Artisanal (commercial) hook & line fishers will be limited to 10 tonnes per vessel per year (compared with 1.3 tonnes per month in ten months of 2016) while recreational landings will be limited to 10 bass per month (compared to 1 fish per day from July-December 2016).
A closed season will apply in February and March in order to protect spawning aggregations of bass – a measure needed because the spawning stock biomass has reached critically low levels. Catch and release angling will be allowed in these months.
The Commission has maintained a 1 per cent bycatch allowance for demersal trawls and seines but included a cap of up to 1 tonne per month in addition for 2017.
EAA is disappointed that the Commission’s proposals did not include extending the measures to the southern stock which may now see increased fishing pressure due to displacement of those fishing with trawls and nets from the northern to the southern Regions where the Commission’s proposed measures would not apply. In order to prevent a repeat of the northern bas stock decline EAA believes the precautionary approach should be applied in the absence of more evidence about the status of southern bass stocks. This should include raising the minimum conservation reference size to 42cm; a measure which was applied to northern bass in 2015.
EAA is pleased that the Commission has seen fit to not increase the bycatch allowance for demersal trawl and seine fisheries which would have done nothing to reduce fishing mortality. EAA believes that further effort must be directed at increasing selectivity and avoidance measures for these fisheries. Hook and line fishing is highly selective with high rates of survival of fish returned to sea. Management can therefore be fine-tuned with measures to further increase the spawning stock such as the introduction of a higher minimum conservation reference size and a maximum size which would protect the fecund ‘super-spawners’.
EAA supports the closure of all fishing to protect spawning aggregations of bass on the condition that the measure applies equally to all stakeholders. However, last year saw the Commission’s proposal for a six-month moratorium for all forms of fishing watered down with exemptions granted for hook & line and fixed nets. It will be unacceptable for the European Council to increase fishing mortality in 2017 by granting similar exemptions.
David Mitchell, Chairman of the EAA Sea Sub-Group, said: “The Commission’s proposals for bass should be welcomed by the hundreds of thousands of anglers who represent those members of society who fish recreationally for publicly-owned sea bass and will get a fairer deal with the monthly bag limit EAA has been arguing in favour of for some time now. There’s no room for nets in the fishery in 2017 given the contribution they have made driving the stock to its lowest recorded level.

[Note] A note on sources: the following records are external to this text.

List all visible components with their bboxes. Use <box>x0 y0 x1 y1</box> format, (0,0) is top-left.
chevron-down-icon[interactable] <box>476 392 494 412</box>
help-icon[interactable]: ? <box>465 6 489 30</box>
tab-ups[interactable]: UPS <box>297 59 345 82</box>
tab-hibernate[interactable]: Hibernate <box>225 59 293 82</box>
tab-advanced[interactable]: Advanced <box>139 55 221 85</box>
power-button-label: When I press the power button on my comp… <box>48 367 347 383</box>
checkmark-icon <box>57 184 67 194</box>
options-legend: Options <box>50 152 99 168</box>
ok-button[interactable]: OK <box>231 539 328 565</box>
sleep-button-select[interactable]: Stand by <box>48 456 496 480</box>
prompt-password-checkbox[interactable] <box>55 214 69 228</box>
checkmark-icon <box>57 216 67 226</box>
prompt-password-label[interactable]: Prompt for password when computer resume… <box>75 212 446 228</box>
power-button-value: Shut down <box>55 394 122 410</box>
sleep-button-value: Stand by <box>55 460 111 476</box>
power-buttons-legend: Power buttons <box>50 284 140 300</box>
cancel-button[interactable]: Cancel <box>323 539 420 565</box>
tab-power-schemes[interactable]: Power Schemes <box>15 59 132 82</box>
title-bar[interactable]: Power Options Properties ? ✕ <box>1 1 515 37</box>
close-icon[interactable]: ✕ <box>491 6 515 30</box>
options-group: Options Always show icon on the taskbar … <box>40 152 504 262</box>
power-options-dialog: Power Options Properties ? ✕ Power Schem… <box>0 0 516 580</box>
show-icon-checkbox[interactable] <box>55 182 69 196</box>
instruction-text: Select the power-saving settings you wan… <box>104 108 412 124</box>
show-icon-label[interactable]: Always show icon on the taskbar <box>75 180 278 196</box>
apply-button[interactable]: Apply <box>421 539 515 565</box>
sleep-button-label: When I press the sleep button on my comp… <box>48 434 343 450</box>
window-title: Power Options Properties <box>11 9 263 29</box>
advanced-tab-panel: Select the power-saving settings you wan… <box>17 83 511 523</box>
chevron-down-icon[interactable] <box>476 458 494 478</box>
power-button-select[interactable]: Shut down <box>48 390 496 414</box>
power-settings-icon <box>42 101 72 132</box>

The Council of Ministers must now back the Commission’s proposals and avoid a repeat of last year’s disastrous negotiations which failed to reduce fishing mortality sufficiently as well as being roundly unpopular with both commercial and recreational fishers”.
Jan Kappel, EAA Secretary General, said: “A slow growing, late maturing, fish like bass is unfit for that kind of free large scale commercial fishing, which took off in the 1970s and was allowed to continue until the stock was severely depleted. Ireland banned commercial fishing for bass in 1990 due to depletion of the stock. This was a stark warning to other countries but was ignored. We are confident that the management measures for last year, this year and 2017, and the long term management plan to come, will turn the tide – but don’t throw the baby out with the bath water, please! Our sector was hit very hard this year, and needs ‘more air’ next year.”